Medical Malpractice, Defective Product/Technology and their Rules of Engagement – Is it time to re-think?

George Gregory Buttigieg

The article reviews some aspects of medico-legal jurisprudence involving adverse effects related to the use of bio-medical products and medical technology. It looks at crucial points of interaction and puts forwards damage limitation suggestions involving both the medical as well as the legal fronts. While evaluating the rapid and intrepid use of ever more intricate technology, the author draws attention to the increasing complexity of medical technology playing major roles in diagnosis and treatment, increasing the window of potential malpractice and liability. Briefly reviewing historical and current Court attitudes in general, the article emphasizes the urgent need to pause, reflect and modify as needed by the changes of current practice and its projected future.

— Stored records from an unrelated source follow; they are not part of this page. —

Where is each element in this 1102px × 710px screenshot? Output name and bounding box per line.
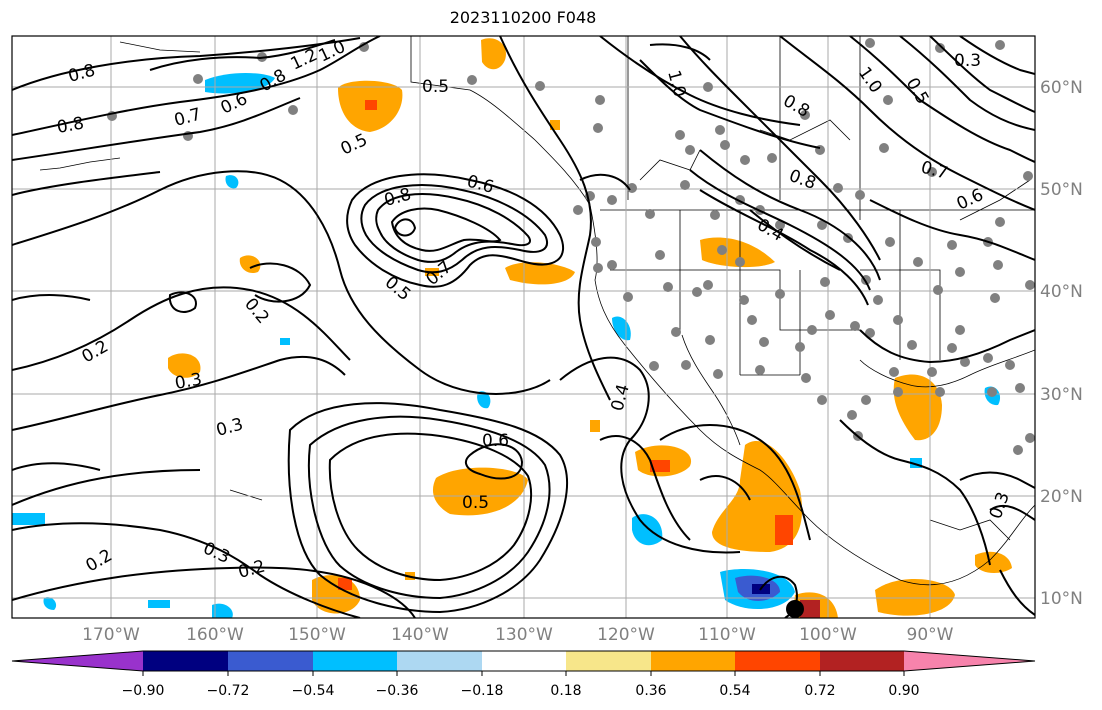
contour-label: 0.5: [422, 77, 449, 97]
lon-label: 150°W: [288, 625, 346, 645]
lat-label: 20°N: [1040, 487, 1083, 507]
map-title: 2023110200 F048: [449, 8, 597, 27]
colorbar-tick-label: 0.72: [804, 683, 835, 699]
lon-label: 170°W: [82, 625, 140, 645]
colorbar-tick-label: −0.90: [122, 683, 165, 699]
gridlines: [12, 36, 1035, 618]
contour-label: 0.8: [55, 114, 85, 138]
map-frame: [11, 35, 1036, 619]
lat-label: 40°N: [1040, 282, 1083, 302]
contour-label: 0.5: [462, 493, 489, 513]
colorbar-tick-label: −0.72: [207, 683, 250, 699]
contour-lines: [12, 36, 1035, 618]
lat-label: 60°N: [1040, 78, 1083, 98]
lon-label: 120°W: [597, 625, 655, 645]
lat-label: 50°N: [1040, 180, 1083, 200]
lon-label: 160°W: [186, 625, 244, 645]
colorbar-extend-high: [904, 651, 1035, 671]
colorbar-segment: [820, 651, 904, 671]
lon-label: 130°W: [495, 625, 553, 645]
longitude-labels: 170°W 160°W 150°W 140°W 130°W 120°W 110°…: [82, 625, 954, 645]
lon-label: 110°W: [698, 625, 756, 645]
colorbar-segment: [482, 651, 566, 671]
location-marker: [786, 600, 804, 618]
station-markers: [107, 38, 1035, 455]
colorbar-tick-label: 0.18: [550, 683, 581, 699]
contour-label: 0.6: [482, 431, 509, 451]
colorbar-segment: [397, 651, 482, 671]
colorbar-tick-label: −0.54: [292, 683, 335, 699]
colorbar-tick-label: −0.36: [376, 683, 419, 699]
colorbar-segment: [651, 651, 735, 671]
colorbar-tick-label: 0.90: [888, 683, 919, 699]
colorbar-segment: [566, 651, 651, 671]
lat-label: 10°N: [1040, 589, 1083, 609]
colorbar-segment: [228, 651, 313, 671]
contour-label: 0.3: [173, 370, 203, 394]
colorbar-segment: [313, 651, 397, 671]
lat-label: 30°N: [1040, 385, 1083, 405]
anomaly-shading: [12, 38, 1012, 618]
coastlines-and-borders: [39, 36, 1035, 586]
lon-label: 90°W: [907, 625, 954, 645]
contour-label: 0.3: [954, 51, 981, 71]
colorbar-extend-low: [12, 651, 143, 671]
colorbar-tick-label: 0.36: [635, 683, 666, 699]
colorbar-tick-label: 0.54: [719, 683, 750, 699]
colorbar-segment: [143, 651, 228, 671]
latitude-labels: 60°N 50°N 40°N 30°N 20°N 10°N: [1040, 78, 1083, 609]
colorbar-tick-label: −0.18: [461, 683, 504, 699]
lon-label: 140°W: [391, 625, 449, 645]
contour-labels: 0.8 0.8 0.7 0.6 0.8 1.2 1.0 0.5 0.5 0.8 …: [55, 37, 1014, 583]
colorbar: −0.90 −0.72 −0.54 −0.36 −0.18 0.18 0.36 …: [11, 650, 1036, 699]
lon-label: 100°W: [799, 625, 857, 645]
colorbar-segment: [735, 651, 820, 671]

The author also quotes the 2015 critically important UK Supreme Court ruling in Montgomery v Lanarkshire Health Board (2015) both for its relevance in the general arguments levied here, as well as for the opportunity it provides for reviewing the worrying aspects of medic-legal jurisprudence analyzed here.
While, by no means condemning the rapid advances of medical technology, the author strongly stresses that it is time to re-think the basic rules of clinical application of medical technology as well as the complex inter-play at medico-legal jurisprudence level.